Rolf Kasparek n'aura donc pas résisté longtemps avant de changer d'avis. Alors qu'il y a moins d'un an on se réjouissait de la belle fin du vaisseau Running Wild avec le live "The Final Jolly Roger" et sa série d'albums studio aussi faibles les uns que les autres, voici que le corsaire allemand annonce qu'il remet ça avec un 14ème album, "Shadowmaker". Officiellement l'envie lui serait venue courant 2011 alors qu'il mettait la main à des séries de compilations auxquelles il ajoutait des titres inédits. De fil en aiguille, séduit par la qualité du matériel proposé, son label l'aurait convaincu d'écrire un album complet. Au delà de cette version idyllique, il est probable que le label ait vu l'opportunité de relancer un nom connu de la scène métallique à peu de frais tandis que Rolf de son côté s'assure certains gains là ou son projet solo, Toxic Taste, peine à décoller.
Malheureusement et on pouvait s'en douter, cet album aura tout comme ses prédécesseurs bien du mal à convaincre. Rolf est resté coincé dans le milieu des années 90 et navigue seul en proposant encore une boîte à rythmes en guise de batterie. Le speed mélodique des années glorieuses est bien loin trop souvent remplacé par un hard rock rapide qui pourrait faire passer cet opus pour le deuxième disque de Toxic Taste.
Si on le compare aux classiques du groupe, "Shadowmaker" est un ratage complet même s'il reste au dessus des honteux derniers disques en date, "Rogues En Vogue" ou "The Brotherhood" par exemple. Il contient même un début intéressant avec deux titres valables "I Am Who I Am" et "Riding On The Tide". Ces deux chansons retrouvent un certain esprit perdu depuis des années avec un air assez épique et un refrain scandé efficace, sonnant comme deux bonnes faces B. Et "Piece Of The Action" malgré un début popisant raté se défend sur la longueur grâce également à son refrain. Malheureusement ce bon début ne dure guère tant la suite retombe comme un soufflet. Il y a du très banal, du très mauvais et même du risible.
Du banal avec des titres plombés par des mauvais choix.

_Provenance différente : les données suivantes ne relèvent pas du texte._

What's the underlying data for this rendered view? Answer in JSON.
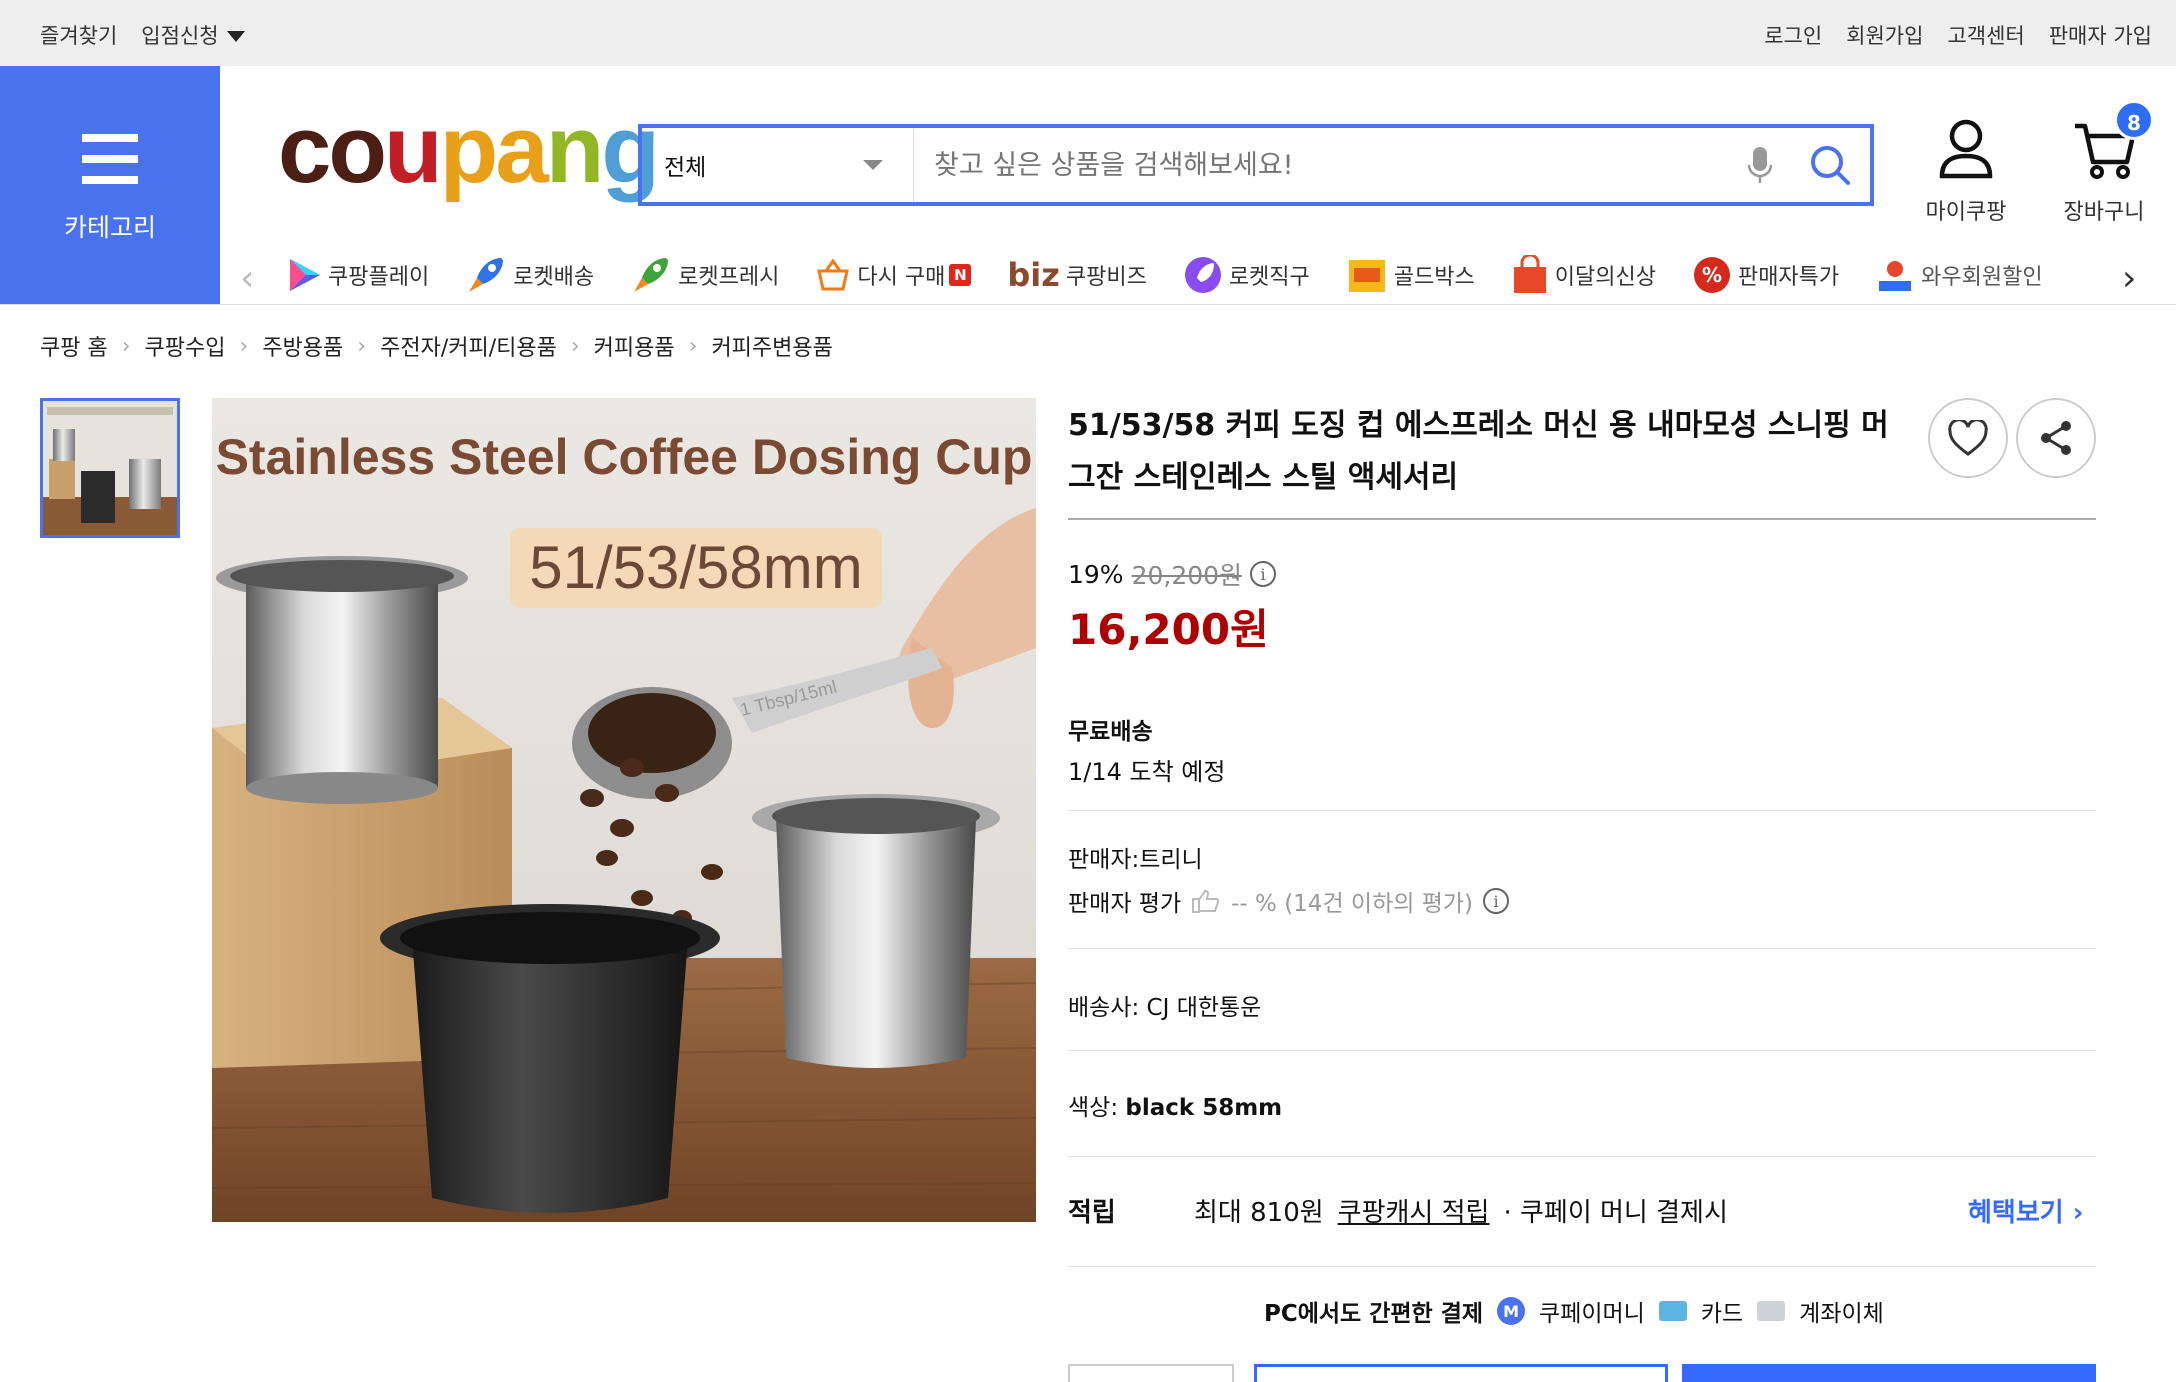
{
  "topbar": {
    "left": [
      "즐겨찾기",
      "입점신청"
    ],
    "right": [
      "로그인",
      "회원가입",
      "고객센터",
      "판매자 가입"
    ]
  },
  "header": {
    "category_label": "카테고리",
    "logo": [
      "c",
      "o",
      "u",
      "p",
      "a",
      "n",
      "g"
    ],
    "search": {
      "scope": "전체",
      "placeholder": "찾고 싶은 상품을 검색해보세요!"
    },
    "my_label": "마이쿠팡",
    "cart_label": "장바구니",
    "cart_count": "8"
  },
  "catnav": [
    "쿠팡플레이",
    "로켓배송",
    "로켓프레시",
    "다시 구매",
    "쿠팡비즈",
    "로켓직구",
    "골드박스",
    "이달의신상",
    "판매자특가",
    "와우회원할인"
  ],
  "catnav_extra": {
    "new_badge": "N",
    "biz_prefix": "biz"
  },
  "breadcrumb": [
    "쿠팡 홈",
    "쿠팡수입",
    "주방용품",
    "주전자/커피/티용품",
    "커피용품",
    "커피주변용품"
  ],
  "image": {
    "headline": "Stainless Steel Coffee Dosing Cup",
    "size_tag": "51/53/58mm",
    "spoon_text": "1 Tbsp/15ml"
  },
  "product": {
    "title": "51/53/58 커피 도징 컵 에스프레소 머신 용 내마모성 스니핑 머그잔 스테인레스 스틸 액세서리",
    "discount_rate": "19%",
    "original_price": "20,200원",
    "price": "16,200원",
    "shipping_title": "무료배송",
    "shipping_date": "1/14 도착 예정",
    "seller": "판매자:트리니",
    "seller_rating_label": "판매자 평가",
    "seller_rating_value": "-- % (14건 이하의 평가)",
    "carrier": "배송사:  CJ 대한통운",
    "color_label": "색상:",
    "color_value": "black 58mm",
    "reward_title": "적립",
    "reward_amount": "최대 810원",
    "reward_link": "쿠팡캐시 적립",
    "reward_tail": "· 쿠페이 머니 결제시",
    "benefit_link": "혜택보기 ›",
    "pay_lead": "PC에서도 간편한 결제",
    "pay_methods": [
      "쿠페이머니",
      "카드",
      "계좌이체"
    ],
    "pay_m_glyph": "M"
  },
  "colors": {
    "brand_blue": "#4a72ef",
    "price_red": "#ae0000",
    "link_blue": "#346aff"
  }
}
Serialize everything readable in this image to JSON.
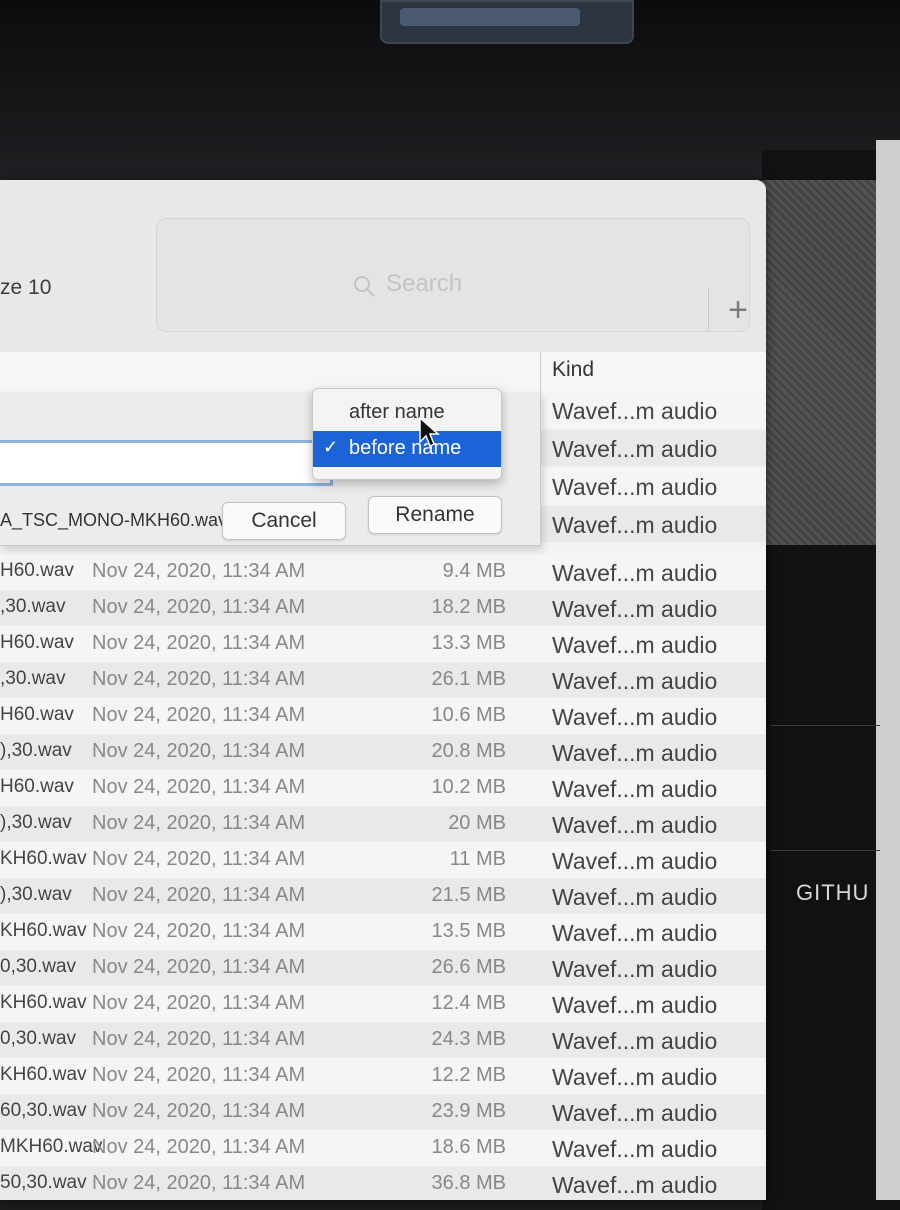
{
  "window": {
    "title": "ze 10"
  },
  "search": {
    "placeholder": "Search",
    "add_label": "+"
  },
  "columns": {
    "kind": "Kind"
  },
  "dialog": {
    "position_options": [
      {
        "label": "after name",
        "selected": false
      },
      {
        "label": "before name",
        "selected": true
      }
    ],
    "check_mark": "✓",
    "example_name": "A_TSC_MONO-MKH60.wav",
    "cancel_label": "Cancel",
    "rename_label": "Rename"
  },
  "dialog_rows_kind": [
    "Wavef...m audio",
    "Wavef...m audio",
    "Wavef...m audio",
    "Wavef...m audio"
  ],
  "files": [
    {
      "name": "H60.wav",
      "date": "Nov 24, 2020, 11:34 AM",
      "size": "9.4 MB",
      "kind": "Wavef...m audio"
    },
    {
      "name": ",30.wav",
      "date": "Nov 24, 2020, 11:34 AM",
      "size": "18.2 MB",
      "kind": "Wavef...m audio"
    },
    {
      "name": "H60.wav",
      "date": "Nov 24, 2020, 11:34 AM",
      "size": "13.3 MB",
      "kind": "Wavef...m audio"
    },
    {
      "name": ",30.wav",
      "date": "Nov 24, 2020, 11:34 AM",
      "size": "26.1 MB",
      "kind": "Wavef...m audio"
    },
    {
      "name": "H60.wav",
      "date": "Nov 24, 2020, 11:34 AM",
      "size": "10.6 MB",
      "kind": "Wavef...m audio"
    },
    {
      "name": "),30.wav",
      "date": "Nov 24, 2020, 11:34 AM",
      "size": "20.8 MB",
      "kind": "Wavef...m audio"
    },
    {
      "name": "H60.wav",
      "date": "Nov 24, 2020, 11:34 AM",
      "size": "10.2 MB",
      "kind": "Wavef...m audio"
    },
    {
      "name": "),30.wav",
      "date": "Nov 24, 2020, 11:34 AM",
      "size": "20 MB",
      "kind": "Wavef...m audio"
    },
    {
      "name": "KH60.wav",
      "date": "Nov 24, 2020, 11:34 AM",
      "size": "11 MB",
      "kind": "Wavef...m audio"
    },
    {
      "name": "),30.wav",
      "date": "Nov 24, 2020, 11:34 AM",
      "size": "21.5 MB",
      "kind": "Wavef...m audio"
    },
    {
      "name": "KH60.wav",
      "date": "Nov 24, 2020, 11:34 AM",
      "size": "13.5 MB",
      "kind": "Wavef...m audio"
    },
    {
      "name": "0,30.wav",
      "date": "Nov 24, 2020, 11:34 AM",
      "size": "26.6 MB",
      "kind": "Wavef...m audio"
    },
    {
      "name": "KH60.wav",
      "date": "Nov 24, 2020, 11:34 AM",
      "size": "12.4 MB",
      "kind": "Wavef...m audio"
    },
    {
      "name": "0,30.wav",
      "date": "Nov 24, 2020, 11:34 AM",
      "size": "24.3 MB",
      "kind": "Wavef...m audio"
    },
    {
      "name": "KH60.wav",
      "date": "Nov 24, 2020, 11:34 AM",
      "size": "12.2 MB",
      "kind": "Wavef...m audio"
    },
    {
      "name": "60,30.wav",
      "date": "Nov 24, 2020, 11:34 AM",
      "size": "23.9 MB",
      "kind": "Wavef...m audio"
    },
    {
      "name": "MKH60.wav",
      "date": "Nov 24, 2020, 11:34 AM",
      "size": "18.6 MB",
      "kind": "Wavef...m audio"
    },
    {
      "name": "50,30.wav",
      "date": "Nov 24, 2020, 11:34 AM",
      "size": "36.8 MB",
      "kind": "Wavef...m audio"
    }
  ],
  "background_text": {
    "github": "GITHU"
  }
}
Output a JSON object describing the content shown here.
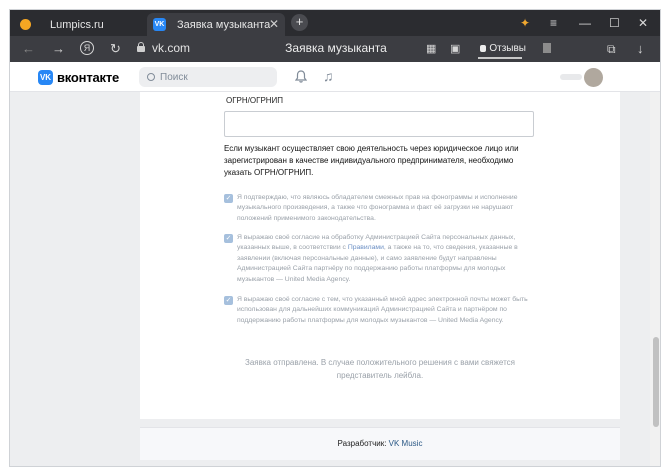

Ainsi, "Locomotion" propose un fort bon solo, de loin le meilleur du disque, mais est gâchée par une lourdeur fatigante et un ton général très répétitif ; "Shadowmaker" et "Into The Black" sont potables, le rythme est rapide, proche d'AC/DC pour la deuxième, mais elles sont plombées par des refrains faiblards et encore beaucoup de répétitions.
Pour ce qui est du mauvais, nous avons "Black Shadow", trop longue, lourde et rendue insupportable par un son de batterie infect, répétitif, robotique et décalé du reste de la musique, "Sailing Fire" tout aussi médiocre présentant un mauvais hard rock mollasson ou encore "Dracula" long titre épique pénible, sans idée directrice forte et au refrain niais que quelques bon soli ne sauvera pas. Quant au ridicule, Rolf nous propose "Me + The Boys", improbable titre de hard légèrement FM au refrain en chœurs lamentables et aux paroles grotesques.
Ce retour est donc, malgré des titres passables et un niveau légèrement au dessus de la moyenne de ces 15 dernières années, un ratage pénible et gênant pour les fans qui auraient préféré voir Running Wild s'éteindre. Avec ce "Shadowmaker" Rolf ne fait qu'enfoncer encore plus son navire dans les abimes et salit son cher "Jolly Roger" enlevant tout envie d'être indulgent au moment de juger cet album.